I pronomi indefiniti derivano, per lo più, dagli interrogativi con l’aggiunta dei suffissi –მე e –ღაც: con –მე con i quali viene indicata

l’indeterminatezza totale, con –ღაც una indeterminatezza che sottace una

precisione che non si vuol dire.
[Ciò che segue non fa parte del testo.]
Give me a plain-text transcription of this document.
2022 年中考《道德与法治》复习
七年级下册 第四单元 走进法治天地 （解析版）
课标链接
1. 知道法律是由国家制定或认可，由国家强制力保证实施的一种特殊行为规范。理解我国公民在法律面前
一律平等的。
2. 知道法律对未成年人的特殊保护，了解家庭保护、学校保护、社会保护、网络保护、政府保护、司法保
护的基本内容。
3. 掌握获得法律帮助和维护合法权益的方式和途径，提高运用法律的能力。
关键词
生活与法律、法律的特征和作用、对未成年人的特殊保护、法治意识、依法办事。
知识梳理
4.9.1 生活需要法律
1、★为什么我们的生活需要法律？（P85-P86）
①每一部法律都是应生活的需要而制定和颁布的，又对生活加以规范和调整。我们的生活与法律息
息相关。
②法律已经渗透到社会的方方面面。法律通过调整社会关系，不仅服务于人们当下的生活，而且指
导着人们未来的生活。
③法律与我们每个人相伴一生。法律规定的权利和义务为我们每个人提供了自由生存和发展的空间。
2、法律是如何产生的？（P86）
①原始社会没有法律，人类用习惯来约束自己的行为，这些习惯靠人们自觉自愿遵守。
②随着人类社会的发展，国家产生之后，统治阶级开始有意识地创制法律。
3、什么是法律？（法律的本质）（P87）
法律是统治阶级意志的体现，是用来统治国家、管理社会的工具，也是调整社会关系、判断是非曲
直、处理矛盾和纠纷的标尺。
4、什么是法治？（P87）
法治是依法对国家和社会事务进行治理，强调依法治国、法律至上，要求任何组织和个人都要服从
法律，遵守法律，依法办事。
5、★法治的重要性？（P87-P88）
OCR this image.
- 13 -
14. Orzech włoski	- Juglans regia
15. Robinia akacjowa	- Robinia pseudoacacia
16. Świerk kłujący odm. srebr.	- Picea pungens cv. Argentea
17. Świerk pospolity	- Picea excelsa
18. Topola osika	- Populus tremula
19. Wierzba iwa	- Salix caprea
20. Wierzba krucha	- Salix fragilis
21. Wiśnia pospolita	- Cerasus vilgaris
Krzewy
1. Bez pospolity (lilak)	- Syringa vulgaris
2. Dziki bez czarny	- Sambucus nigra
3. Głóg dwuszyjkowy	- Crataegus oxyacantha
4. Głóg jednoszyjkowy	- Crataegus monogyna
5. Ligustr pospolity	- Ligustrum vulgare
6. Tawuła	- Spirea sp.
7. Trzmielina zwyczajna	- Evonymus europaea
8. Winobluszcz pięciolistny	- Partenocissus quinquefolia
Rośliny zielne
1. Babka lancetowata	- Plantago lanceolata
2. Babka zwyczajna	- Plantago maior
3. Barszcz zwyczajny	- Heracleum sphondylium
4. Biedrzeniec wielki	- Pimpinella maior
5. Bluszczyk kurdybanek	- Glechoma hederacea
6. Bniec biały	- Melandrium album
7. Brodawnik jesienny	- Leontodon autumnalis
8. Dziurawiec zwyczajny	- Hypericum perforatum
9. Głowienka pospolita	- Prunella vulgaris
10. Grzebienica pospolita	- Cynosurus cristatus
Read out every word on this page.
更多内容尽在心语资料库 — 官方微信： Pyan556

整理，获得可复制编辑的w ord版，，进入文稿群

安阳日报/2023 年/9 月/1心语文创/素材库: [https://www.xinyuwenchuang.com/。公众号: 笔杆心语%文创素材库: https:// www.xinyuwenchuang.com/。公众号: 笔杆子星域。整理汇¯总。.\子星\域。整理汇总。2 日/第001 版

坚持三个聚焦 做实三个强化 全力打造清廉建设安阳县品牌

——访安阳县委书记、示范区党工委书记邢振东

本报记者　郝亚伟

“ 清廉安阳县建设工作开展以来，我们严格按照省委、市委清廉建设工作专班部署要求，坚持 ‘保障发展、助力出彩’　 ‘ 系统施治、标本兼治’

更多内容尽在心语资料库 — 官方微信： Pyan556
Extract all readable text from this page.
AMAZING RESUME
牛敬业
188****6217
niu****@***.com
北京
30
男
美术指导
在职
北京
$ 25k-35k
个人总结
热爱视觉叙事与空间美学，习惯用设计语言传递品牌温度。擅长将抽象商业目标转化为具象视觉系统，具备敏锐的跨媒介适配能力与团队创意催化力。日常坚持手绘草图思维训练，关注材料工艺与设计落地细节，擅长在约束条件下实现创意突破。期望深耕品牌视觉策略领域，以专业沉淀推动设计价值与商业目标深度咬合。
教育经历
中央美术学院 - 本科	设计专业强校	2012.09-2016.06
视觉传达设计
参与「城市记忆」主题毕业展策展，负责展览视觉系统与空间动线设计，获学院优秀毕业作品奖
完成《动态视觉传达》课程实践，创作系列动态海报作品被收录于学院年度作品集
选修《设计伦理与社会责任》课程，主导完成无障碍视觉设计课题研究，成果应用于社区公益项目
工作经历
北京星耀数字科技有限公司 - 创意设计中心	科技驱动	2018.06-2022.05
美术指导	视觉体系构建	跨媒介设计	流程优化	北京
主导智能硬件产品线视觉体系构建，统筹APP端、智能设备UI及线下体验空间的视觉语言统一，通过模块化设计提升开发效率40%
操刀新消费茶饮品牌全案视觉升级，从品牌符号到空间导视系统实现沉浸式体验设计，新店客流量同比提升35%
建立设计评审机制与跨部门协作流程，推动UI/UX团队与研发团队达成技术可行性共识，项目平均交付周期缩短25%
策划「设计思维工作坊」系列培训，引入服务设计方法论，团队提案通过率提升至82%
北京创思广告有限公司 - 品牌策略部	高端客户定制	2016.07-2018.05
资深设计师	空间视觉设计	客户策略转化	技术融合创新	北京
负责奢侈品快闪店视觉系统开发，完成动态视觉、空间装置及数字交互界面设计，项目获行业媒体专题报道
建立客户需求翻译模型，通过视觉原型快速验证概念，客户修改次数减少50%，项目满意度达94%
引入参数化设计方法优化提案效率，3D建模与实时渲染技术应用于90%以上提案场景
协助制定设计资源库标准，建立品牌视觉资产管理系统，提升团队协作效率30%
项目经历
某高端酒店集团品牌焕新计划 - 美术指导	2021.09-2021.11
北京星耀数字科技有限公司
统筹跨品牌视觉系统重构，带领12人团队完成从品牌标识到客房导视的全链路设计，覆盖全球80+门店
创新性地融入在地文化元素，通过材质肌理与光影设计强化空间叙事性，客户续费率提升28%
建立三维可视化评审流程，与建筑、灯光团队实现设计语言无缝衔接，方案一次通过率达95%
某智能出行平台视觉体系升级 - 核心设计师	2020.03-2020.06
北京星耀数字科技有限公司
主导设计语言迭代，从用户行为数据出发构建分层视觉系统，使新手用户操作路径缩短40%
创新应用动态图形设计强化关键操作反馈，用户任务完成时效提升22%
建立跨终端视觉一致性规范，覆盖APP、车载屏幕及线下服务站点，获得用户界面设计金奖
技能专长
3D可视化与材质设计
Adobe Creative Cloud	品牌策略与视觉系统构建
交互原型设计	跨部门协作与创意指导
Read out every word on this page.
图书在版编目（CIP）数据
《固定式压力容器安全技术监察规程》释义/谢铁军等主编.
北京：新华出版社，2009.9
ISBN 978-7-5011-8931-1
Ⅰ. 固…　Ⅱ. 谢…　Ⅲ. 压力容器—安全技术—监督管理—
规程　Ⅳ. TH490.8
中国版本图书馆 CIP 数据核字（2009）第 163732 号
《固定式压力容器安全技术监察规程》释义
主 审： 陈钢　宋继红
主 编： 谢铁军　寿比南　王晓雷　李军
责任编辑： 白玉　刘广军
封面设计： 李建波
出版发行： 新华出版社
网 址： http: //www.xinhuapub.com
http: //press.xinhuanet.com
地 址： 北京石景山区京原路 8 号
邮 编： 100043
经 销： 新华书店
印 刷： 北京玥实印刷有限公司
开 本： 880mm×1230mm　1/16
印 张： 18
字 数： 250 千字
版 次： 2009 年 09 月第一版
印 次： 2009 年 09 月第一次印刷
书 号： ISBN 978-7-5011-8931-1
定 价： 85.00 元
Sono (i più comuni):

ვინმე = qualcuno, uno რამე (რაიმე) = qualche cosa რომელიმე = uno qualsiasi რამდენიმე = qualcuno, uno ვიღაც = qualcuno, uno რაღაც = qualche cosa რომელიღაც = un certo

ზოგი (alcuni), ერთი (uno), ზოგიერთი (certi, certuni), კაცი (qualcuno).

Gli indefiniti derivati dagli interrogativi restano invariati, se impiegati come aggettivi; si declinano come i sostantivi a tema vocalico, se esercitano la funzione di pronomi: quelli in –მე con la radice non troncata,

quelli in –ც con la radice troncata.

Gli altri indefiniti si regolano alla stessa maniera, ma seguendo la regola dei temi consonantici.

Gli indefiniti ერთი (uno) e კაცი (qualcuno) di loro natura sono,

rispettivamente, aggettivo numerale e sostantivo, e come tali vengono impiegati.